Still, the municipal securities market could be indirectly affected by, among other things, the recommendation that a single self-regulatory organization harmonize oversight over both broker-dealers and the investment advisers. The blueprint stated such a change is important because some firms already offer both services and investors "fail to understand the difference in the standards of care" between them. It also noted that the "rapid and continued convergence of the services provided by broker-dealers and investment advisers" has helped to fuel "resulting regulatory confusion."
"Treasury ... believes that self regulation of the investment advisory industry should enhance investor protection and be more cost effective than direct SEC regulation," the blueprint stated. "Thus, in effectuating this statutory harmonization, Treasury recommends that investment advisers be subject to a self-regulatory regime similar to that of broker-dealers."
FINRA chief executive officer Mary L. Schapiro said that the blueprint "marks an important beginning to a debate that is critical to the future of investors protection."
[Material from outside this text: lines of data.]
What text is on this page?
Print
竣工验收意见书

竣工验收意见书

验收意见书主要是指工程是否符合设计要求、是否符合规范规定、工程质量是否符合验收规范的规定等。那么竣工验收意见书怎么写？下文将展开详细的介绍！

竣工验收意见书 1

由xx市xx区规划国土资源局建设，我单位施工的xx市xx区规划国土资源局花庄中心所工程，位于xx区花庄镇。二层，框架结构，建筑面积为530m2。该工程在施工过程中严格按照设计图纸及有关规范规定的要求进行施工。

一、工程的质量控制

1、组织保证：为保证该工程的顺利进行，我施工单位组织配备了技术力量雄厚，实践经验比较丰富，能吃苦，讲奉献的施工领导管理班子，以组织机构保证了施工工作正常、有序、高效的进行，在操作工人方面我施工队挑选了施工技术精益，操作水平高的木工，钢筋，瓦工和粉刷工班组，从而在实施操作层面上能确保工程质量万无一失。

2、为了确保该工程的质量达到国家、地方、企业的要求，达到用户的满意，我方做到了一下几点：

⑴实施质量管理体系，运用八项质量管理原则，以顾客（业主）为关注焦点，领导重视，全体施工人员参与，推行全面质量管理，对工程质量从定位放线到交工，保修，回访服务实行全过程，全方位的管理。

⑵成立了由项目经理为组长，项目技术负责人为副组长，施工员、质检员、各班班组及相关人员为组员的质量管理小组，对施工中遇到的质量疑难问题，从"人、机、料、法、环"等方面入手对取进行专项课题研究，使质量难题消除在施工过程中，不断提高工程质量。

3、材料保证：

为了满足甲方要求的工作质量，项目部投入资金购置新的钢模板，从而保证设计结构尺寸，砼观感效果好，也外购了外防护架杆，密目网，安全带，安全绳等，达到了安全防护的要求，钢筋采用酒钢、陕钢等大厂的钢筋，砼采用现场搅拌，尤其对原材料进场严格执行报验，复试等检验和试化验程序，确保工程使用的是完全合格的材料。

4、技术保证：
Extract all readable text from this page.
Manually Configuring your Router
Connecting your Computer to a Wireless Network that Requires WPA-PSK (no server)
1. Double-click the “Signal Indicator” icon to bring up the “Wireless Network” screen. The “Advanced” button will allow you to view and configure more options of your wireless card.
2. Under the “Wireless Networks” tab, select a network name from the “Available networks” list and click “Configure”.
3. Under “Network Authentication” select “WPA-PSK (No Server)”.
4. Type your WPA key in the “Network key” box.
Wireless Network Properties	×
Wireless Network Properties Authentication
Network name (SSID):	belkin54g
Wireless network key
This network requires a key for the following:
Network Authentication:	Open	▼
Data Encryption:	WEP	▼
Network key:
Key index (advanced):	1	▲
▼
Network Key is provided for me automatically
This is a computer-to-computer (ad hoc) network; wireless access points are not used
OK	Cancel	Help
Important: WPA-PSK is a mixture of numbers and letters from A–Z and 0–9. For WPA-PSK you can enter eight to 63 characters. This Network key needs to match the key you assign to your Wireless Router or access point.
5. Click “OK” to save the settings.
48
"Today's increasingly complex financial services landscape and fragmented regulatory environment has made it nearly impossible for the average investor to navigate the marketplace and fully understand the risks they may be exposed to and the protections they are entitled to," Schapiro said in a statement. A spokesman said that FINRA officials are still reading the proposal and cannot yet comment on any of its specifics.
The blueprint is unclear on what role, if any, the SEC would have going forward. It recommends expanded powers for the Fed in the short-, intermediate-, and long-term periods it outlines, and suggests that a "conduct of business" regulator and a "corporate finance" regulator eventually take over many existing SEC functions.
SEC chairman Christopher Cox said in a statement that "proposed consolidation of responsibility for investor protection and the regulation of financial products deserves serious consideration as a way to better address the realities of today's markets." He also said that financial services regulation needs to be integrated among few agencies, and that the "overarching objective" of investor protection "can't be fully achieved if it fails to encompass derivatives, insurance and new instruments that straddle today's regulatory divides."
Though Paulson described the existing state-based regulatory system for the insurance industry as "quite burdensome" because it "allows price controls to create market distortions," state regulators either reacted guardedly to, or opposed, the blueprint's call for an optional federal charter.
"We have an obvious concern with moving insurance and centralizing it into the federal government and how that would affect consumers," said Sean Dilweg, the commissioner of insurance for Wisconsin. "We look at the problems facing the market right now and they're due to what I would call lax oversight, on a lot of these instruments traded by the banks, and it's unclear to us why centralizing would be any better."
Maryland insurance commissioner Ralph S. Tyler said: "The question of the proper balance between federal and state regulation of insurance is an important one. Fundamental change of a system that has, overall, worked well should be approached with care. The states play a critical consumer protection role and that must be preserved. A huge Washington agency is likely to be less responsive to the complaints of Maryland consumers than the current state agency."
The National Association of Insurance Commissioners said that while the administration needs to "remodel the financial regulatory house," it should "leave the insurance 'room' alone."
But the American Bankers Insurance Association and the American Bankers Association hailed the call for an optional federal charter in a joint statement.
"This long overdue measure would create greater efficiency and modernization for the insurance regulatory system," said ABIA executive director Kevin McKechnie.
Dakin Campbell contributed to this story.